Não é nova a ligação que os cientistas tentam fazer entre o consumo de carne vermelha e o aparecimento de cancro. Desta feita, investigadores de uma universidade norte-americana descobriram que a ingestão deste tipo de produto faz o corpo humano ativar uma reação tóxica que faz aumentar a probabilidade de contrair a doença, dá conta o Telegraph citado pelo portal Notícias ao Minuto

A ingestão de carne vermelha está a décadas a ser ligada pelos cientistas de diversas partes do mundo ao surgimento de tumores malignos.

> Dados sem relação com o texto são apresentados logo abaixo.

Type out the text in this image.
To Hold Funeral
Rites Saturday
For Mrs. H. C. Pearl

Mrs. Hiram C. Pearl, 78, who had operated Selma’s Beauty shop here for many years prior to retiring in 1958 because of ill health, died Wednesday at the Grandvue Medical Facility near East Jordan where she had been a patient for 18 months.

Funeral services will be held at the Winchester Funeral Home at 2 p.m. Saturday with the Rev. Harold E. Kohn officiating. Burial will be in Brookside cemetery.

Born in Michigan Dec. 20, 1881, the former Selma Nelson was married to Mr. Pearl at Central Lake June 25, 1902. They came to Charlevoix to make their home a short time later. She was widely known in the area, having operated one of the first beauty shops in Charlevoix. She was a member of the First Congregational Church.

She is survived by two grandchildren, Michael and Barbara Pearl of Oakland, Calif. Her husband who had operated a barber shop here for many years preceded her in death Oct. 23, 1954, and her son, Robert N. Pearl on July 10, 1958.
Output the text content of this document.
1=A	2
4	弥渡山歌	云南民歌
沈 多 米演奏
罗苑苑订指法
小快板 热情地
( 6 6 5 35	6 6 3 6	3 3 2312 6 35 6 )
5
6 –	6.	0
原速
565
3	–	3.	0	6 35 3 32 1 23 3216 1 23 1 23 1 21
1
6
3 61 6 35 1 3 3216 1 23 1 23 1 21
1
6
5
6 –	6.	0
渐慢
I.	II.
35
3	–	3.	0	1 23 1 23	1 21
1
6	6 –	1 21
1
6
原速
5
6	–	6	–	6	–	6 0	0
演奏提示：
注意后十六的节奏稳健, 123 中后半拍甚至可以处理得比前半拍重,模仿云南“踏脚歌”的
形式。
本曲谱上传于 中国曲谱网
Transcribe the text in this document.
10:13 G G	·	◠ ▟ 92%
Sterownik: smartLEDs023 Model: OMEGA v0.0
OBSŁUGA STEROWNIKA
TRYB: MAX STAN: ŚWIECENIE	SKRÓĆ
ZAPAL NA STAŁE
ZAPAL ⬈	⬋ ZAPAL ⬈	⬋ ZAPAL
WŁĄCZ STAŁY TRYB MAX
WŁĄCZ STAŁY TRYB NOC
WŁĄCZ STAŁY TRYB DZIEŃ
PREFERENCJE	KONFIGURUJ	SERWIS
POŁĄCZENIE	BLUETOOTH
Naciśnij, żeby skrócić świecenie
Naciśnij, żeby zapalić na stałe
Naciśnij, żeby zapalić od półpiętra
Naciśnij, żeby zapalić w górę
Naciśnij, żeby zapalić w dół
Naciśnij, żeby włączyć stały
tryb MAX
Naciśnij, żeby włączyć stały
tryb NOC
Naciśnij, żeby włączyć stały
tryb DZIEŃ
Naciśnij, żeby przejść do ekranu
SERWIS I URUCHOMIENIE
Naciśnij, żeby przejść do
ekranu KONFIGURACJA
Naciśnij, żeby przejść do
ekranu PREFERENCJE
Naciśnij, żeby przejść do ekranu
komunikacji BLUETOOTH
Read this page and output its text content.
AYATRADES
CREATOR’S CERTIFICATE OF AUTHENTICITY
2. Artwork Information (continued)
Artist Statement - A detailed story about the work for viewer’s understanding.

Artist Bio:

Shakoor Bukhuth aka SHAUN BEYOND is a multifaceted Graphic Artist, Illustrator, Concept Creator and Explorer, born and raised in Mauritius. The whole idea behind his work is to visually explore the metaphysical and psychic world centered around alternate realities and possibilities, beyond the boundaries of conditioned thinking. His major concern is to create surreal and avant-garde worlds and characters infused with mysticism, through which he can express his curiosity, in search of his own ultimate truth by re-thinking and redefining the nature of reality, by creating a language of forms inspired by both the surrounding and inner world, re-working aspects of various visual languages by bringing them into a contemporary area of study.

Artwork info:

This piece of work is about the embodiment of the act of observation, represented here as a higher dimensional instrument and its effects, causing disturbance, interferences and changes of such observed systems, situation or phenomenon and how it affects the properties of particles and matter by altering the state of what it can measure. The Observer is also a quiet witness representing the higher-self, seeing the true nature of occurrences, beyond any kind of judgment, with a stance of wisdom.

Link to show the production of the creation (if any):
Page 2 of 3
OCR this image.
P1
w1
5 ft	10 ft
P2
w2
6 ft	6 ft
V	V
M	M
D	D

Porém, um novo estudo, realizado pela Universidade da Califórnia, nos Estados Unidos, dá conta de que, na verdade, a ingestão deste tipo de carne é encarado pelo organismo humano como sendo um corpo estranho, ativando, por consequência, uma reação imunológica.

Os investigadores descobriram que a carne vermelha contém um açúcar que por outros animais mas não pelos humanos, o que desencadeia uma resposta corporal para que este seja eliminado, estimulando a produção de anticorpos que fazem com que haja inflamações que podem, eventualmente, progredir para cancro.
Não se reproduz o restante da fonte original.